As neither Kenya nor a vessel of this type is represented in our small craft collection, we jumped at the chance to obtain the dhow. It is currently visible in the back of our International Small Craft Center, but we have plans to showcase it in the front in the (hopefully) near future.
Before dealing with this boat, I had no idea what a dhow was, but I’ve come to learn that it is generally defined as “a group of ships used in East African, Arab, and Indian waters, whose main characteristic is the large lateen sail.” (Setting Sail: Ten Thousand Years of Seafaring Adventure by Luc Cuyvers, 2004) A lateen sail is one that is triangular in shape, as opposed to the square sail that was being used in the West. The print below shows an example of a dhow where you can clearly see the triangular sail.
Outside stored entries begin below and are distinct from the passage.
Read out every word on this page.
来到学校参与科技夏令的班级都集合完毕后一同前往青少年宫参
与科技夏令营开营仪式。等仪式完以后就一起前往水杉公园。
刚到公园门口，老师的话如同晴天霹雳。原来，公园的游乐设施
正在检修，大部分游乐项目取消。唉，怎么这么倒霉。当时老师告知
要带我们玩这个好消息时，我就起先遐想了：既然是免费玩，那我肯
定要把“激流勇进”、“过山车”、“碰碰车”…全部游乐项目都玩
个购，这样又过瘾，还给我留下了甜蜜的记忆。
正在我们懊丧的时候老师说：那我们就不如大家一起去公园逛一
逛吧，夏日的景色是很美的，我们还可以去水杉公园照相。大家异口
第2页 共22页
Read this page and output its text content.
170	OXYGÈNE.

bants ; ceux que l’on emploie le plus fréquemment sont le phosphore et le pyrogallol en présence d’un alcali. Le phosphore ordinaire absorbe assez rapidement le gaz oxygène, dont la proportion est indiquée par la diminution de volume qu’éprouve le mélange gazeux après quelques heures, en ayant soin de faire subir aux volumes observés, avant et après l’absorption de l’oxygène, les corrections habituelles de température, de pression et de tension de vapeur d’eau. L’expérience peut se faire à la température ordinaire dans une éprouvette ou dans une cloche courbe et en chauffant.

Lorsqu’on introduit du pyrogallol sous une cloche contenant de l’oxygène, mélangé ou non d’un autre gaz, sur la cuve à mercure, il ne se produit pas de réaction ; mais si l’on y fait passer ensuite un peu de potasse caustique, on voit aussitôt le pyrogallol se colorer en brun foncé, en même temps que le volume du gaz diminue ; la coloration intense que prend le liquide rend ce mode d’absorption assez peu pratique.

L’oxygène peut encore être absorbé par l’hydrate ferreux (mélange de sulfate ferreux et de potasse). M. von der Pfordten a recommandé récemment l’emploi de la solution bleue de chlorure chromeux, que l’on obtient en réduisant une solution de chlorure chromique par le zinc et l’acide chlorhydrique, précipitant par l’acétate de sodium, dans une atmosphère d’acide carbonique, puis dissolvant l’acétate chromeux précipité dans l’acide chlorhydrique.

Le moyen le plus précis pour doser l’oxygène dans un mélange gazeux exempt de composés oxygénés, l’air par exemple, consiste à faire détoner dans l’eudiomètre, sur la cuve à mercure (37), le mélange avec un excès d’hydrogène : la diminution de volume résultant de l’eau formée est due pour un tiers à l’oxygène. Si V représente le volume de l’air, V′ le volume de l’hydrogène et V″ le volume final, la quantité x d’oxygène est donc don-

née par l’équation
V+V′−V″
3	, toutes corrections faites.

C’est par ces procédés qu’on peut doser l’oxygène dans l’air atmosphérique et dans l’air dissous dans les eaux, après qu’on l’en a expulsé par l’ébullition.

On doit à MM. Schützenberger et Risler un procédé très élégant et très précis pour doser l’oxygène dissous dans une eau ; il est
As for the origin of the dhow, that remains uncertain. Many seem to think that the boats originate from the Arabs or Indians, but some think they may trace back to the Chinese. However these boats came to be, they have been a vital mode of transportation, carrying people and cargo around the seas. And that is why we are so glad to have one in our collection that we can use as an educational tool for many years to come!